The client in this case study is a logistics company providing services to the retail sector. They operate 24/6 and half day on Saturday. Cyberdan Ltd support their environment for Linux and Oracle running a third party warehouse system.

Initial Findings

An initial health check was performed on their system and several key issues were identified. These included:-


• low buffer cache hit ratio in Oracle database (43%) and PGA (56%)
• slow running queries in Oracle database

• lack of RAM in OS and high usage of swap space
- high CPU usage

• no specific Oracle backup in place

• printing issues


These initial findings show issues with the system for performance, operations and disaster contingency.

Remedial Work

The platform is running on VMware and there were resources available on the VM host.

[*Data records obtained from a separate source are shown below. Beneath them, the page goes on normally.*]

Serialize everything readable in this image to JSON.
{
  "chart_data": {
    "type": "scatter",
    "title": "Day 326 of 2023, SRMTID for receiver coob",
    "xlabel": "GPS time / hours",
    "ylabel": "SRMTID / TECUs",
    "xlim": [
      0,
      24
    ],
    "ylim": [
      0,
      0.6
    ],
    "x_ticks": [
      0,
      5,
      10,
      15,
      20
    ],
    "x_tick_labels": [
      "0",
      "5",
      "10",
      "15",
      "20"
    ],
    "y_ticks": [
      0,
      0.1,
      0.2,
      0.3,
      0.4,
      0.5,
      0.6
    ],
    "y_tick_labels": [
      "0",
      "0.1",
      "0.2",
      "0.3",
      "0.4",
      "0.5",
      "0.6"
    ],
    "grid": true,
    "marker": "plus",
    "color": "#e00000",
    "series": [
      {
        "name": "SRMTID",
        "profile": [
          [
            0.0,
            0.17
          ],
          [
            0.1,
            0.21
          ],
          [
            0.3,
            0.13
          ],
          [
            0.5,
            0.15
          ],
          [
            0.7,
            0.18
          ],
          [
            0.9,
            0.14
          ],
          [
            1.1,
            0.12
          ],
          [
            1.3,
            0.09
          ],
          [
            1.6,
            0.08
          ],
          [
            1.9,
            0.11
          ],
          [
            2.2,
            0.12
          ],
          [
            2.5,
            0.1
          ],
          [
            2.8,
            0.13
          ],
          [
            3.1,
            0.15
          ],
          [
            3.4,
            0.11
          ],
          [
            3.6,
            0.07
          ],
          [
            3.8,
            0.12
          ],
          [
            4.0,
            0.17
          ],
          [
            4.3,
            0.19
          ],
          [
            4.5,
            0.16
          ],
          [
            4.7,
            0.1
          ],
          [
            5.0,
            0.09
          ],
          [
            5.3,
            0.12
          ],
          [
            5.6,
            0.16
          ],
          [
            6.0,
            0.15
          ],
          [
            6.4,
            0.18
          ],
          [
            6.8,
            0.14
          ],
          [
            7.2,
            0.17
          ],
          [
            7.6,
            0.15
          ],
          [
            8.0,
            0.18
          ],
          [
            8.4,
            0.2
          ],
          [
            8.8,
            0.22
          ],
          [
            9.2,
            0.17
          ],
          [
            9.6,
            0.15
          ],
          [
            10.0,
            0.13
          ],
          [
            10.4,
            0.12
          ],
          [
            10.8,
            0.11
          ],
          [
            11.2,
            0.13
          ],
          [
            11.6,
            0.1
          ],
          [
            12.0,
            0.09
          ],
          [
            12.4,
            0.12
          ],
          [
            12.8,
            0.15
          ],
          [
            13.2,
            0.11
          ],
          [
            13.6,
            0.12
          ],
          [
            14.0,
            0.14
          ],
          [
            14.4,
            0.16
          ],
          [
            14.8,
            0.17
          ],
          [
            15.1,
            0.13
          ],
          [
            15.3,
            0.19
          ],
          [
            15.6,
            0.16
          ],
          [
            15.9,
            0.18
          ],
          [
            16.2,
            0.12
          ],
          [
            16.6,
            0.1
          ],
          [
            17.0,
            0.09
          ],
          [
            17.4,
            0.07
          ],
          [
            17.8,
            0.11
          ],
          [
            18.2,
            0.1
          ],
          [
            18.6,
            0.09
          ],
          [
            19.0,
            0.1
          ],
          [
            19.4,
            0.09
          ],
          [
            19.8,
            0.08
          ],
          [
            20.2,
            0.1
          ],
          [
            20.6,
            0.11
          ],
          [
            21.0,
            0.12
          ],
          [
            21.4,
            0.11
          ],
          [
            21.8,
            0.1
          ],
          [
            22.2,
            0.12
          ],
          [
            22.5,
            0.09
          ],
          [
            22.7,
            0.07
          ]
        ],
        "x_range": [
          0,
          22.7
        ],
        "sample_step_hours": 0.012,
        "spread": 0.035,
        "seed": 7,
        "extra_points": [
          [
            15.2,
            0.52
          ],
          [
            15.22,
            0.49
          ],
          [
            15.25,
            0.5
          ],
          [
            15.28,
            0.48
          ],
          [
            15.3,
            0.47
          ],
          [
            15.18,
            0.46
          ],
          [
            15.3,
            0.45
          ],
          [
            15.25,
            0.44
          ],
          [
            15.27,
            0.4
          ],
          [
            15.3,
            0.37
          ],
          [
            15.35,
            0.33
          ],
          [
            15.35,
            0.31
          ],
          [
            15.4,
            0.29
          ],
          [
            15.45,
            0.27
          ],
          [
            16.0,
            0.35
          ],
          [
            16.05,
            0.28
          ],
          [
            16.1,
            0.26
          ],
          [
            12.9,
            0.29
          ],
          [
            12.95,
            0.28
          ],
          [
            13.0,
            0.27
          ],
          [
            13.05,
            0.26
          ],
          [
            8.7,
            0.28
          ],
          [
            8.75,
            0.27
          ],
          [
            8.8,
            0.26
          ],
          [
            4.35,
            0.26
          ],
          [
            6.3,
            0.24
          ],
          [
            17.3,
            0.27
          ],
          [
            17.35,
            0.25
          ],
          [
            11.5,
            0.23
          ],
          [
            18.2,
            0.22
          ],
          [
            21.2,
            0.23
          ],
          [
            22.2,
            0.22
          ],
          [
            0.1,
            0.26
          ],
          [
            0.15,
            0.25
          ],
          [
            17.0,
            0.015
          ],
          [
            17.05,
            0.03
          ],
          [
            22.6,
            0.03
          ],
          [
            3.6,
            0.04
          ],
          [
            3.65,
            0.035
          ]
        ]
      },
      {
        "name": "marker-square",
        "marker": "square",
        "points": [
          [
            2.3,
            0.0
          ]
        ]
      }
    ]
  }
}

RAM was increased from 4GB to 12GB. CPU was increased from 2 cores to 4 cores.

Using estimates of Oracle memory usage, the Oracle memory allocation was raised from 1GB to 6GB. This still left some scope for tweaking should it require more in production.

Oracle RMAN backup scripts were written to make off server backups nightly and hourly backups of archive logs. Oracle logs multiplexed to local and off server storage for real time resilience.

Several printers were no longer available on the network. These were removed.

Results

Changes requiring downtime were scheduled in during non operational periods (Saturday evenings in this case) so that there was no disruption to operations.

Oracle buffer cache hit ratio increased from 43% to 91% due to the extra memory allocated allowing more data to be retained in buffer cache. The PGA hit ratio rose from 56% to 97% indicating that program code and user variables were mostly contained in RAM. Long running queries sped up and general responsiveness of the system improved.

Due to more RAM, the system swap space dropped dramatically to almost none ( Linux often reserves a little swap space). CPU load dropped not only due to the extra cores added but also less time managing swap space and Oracle queries taking less time to run and using CPU over a shorter period.

The Oracle database is now backed up off the server and alerts have been setup to monitor the status.

Real time Oracle logs are duplicated off the server so that should the system go down the most current log is still available offline.

Printers are working as expected.

Overall a successful set of changes.